We continue by placing the four squares on the sides:

float distanceFractal(vec2 p){
    float dis = INFINITY;
    
    dis = min(dis, distanceUnitSquare(p));
    
    dis = min(dis, distanceUnitSquare(p*3.+vec2(4,0))/3.);
    dis = min(dis, distanceUnitSquare(p*3.-vec2(4,0))/3.);
    dis = min(dis, distanceUnitSquare(p*3.+vec3(0,4))/3.);
    dis = min(dis, distanceUnitSquare(p*3.-vec3(0,4))/3.);
    
    return dis;
}

Because we are working with distance fields this can be drastically optimized using some folds. We will fold the space towards the cube that is placed at positive x.

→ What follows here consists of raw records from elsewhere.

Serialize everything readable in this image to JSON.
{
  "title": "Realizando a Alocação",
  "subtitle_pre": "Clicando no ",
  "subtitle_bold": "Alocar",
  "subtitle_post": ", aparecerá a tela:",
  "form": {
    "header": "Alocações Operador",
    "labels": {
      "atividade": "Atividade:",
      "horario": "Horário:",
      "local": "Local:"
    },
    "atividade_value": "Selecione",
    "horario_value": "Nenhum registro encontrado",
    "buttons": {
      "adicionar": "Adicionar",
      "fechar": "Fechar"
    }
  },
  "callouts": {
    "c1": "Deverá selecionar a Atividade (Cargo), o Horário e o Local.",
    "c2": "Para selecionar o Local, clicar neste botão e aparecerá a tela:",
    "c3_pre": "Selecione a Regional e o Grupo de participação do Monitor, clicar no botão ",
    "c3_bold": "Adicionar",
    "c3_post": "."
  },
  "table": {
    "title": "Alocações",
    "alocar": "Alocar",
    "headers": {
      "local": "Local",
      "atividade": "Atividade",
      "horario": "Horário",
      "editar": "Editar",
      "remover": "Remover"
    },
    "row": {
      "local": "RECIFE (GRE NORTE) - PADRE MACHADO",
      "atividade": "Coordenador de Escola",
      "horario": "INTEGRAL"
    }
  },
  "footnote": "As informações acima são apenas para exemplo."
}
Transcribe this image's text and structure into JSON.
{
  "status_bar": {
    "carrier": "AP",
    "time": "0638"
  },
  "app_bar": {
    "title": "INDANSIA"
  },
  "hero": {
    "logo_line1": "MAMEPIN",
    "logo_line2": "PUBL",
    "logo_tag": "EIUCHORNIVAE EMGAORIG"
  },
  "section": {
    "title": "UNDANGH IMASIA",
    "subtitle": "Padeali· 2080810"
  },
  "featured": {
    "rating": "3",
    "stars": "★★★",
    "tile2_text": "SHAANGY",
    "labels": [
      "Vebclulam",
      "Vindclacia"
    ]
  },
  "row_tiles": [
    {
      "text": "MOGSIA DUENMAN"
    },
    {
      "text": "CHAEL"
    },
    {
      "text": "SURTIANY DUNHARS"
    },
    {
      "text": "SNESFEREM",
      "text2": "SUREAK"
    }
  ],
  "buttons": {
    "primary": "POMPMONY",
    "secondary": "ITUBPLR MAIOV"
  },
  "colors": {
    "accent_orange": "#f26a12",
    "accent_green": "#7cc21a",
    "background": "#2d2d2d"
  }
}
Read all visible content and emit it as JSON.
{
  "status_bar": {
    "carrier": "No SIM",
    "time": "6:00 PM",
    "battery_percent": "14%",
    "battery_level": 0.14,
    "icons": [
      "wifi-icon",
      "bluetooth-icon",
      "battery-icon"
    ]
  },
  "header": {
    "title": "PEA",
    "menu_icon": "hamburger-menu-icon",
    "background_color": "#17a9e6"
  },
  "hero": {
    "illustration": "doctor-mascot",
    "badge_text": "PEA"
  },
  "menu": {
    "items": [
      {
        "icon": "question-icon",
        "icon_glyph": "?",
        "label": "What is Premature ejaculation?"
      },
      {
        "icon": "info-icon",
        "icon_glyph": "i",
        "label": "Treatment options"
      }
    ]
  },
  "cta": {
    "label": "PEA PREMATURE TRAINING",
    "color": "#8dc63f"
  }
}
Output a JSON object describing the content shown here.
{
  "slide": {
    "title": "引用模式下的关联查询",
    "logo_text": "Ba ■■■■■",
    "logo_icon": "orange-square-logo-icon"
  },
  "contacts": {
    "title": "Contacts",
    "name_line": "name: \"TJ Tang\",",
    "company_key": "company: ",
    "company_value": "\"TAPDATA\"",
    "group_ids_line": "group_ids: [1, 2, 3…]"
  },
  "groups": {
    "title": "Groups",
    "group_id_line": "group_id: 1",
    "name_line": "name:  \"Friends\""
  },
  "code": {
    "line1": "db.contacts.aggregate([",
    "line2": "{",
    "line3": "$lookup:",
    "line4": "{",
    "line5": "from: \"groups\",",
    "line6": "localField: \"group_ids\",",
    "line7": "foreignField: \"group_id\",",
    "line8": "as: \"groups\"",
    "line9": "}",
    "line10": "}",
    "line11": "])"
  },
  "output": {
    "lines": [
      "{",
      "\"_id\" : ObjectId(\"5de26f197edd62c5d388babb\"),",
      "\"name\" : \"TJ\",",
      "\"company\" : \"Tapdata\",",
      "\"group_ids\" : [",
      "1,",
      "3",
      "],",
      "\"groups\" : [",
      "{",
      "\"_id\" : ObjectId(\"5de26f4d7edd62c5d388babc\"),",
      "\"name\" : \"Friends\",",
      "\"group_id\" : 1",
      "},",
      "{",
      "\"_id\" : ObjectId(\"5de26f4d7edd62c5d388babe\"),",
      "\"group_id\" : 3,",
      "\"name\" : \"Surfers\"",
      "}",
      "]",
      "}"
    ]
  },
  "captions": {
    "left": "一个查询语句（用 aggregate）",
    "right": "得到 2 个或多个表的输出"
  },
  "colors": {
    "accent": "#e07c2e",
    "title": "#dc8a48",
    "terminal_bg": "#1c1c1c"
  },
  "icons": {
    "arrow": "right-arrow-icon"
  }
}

float distanceFractal(vec2 p){
    float dis = INFINITY;
    
    dis = min(dis, distanceUnitSquare(p));

    if(p.y>p.x)  p = vec2(p.y,p.x);
    if(p.y<-p.x) p = vec2(-p.y,p.x);
    
    dis = min(dis, distanceUnitSquare(p*3.-vec2(4,0))/3.);
    
    return dis;
}

This gives us the exact same distance field but we have shaved of three distance evaluations. The next step is to realise we don't actually want to place cubes on the side of the unit cube, but the fractal itself:

float distanceFractal(vec2 p){
    float dis = INFINITY;
    
    dis = min(dis, distanceUnitSquare(p));

    if(p.y>p.x)  p = vec2(p.y,p.x);
    if(p.y<-p.x) p = vec2(-p.y,p.x);
    
    dis = min(dis, distanceFractal(p*3.-vec2(4,0))/3.);
    
    return dis;
}

Mathematically this would be correct, however in a practical sense this is total bogus: the function never halts. Also, even worse, in GLSL recursion is not allowed! Because the recursion does not ''branch'' it is easily unrolled. We also hardcode a limit, i.e. the amount of iterations. All in all our final code is:

float distanceFractal(vec2 p){
    float dis = INFINITY;
    float s = 1.;
    
    for(int i=0;i<ITERATIONS;i++){
        dis = min(dis, distanceUnitSquare(p)*s);

        if(p.y>p.x)  p = vec2(p.y,p.x);
        if(p.y<-p.x) p = vec2(-p.y,p.x);

        p   *= 3.;
        s   /= 3.;
        p.x -= 4.;
    }
    
    return dis;
}

This form reveals why we call these iterated function system fractals: we have a function that performs some operations (folds, scalings and offsets), that is repeatedly (for loop) applied on the input (p).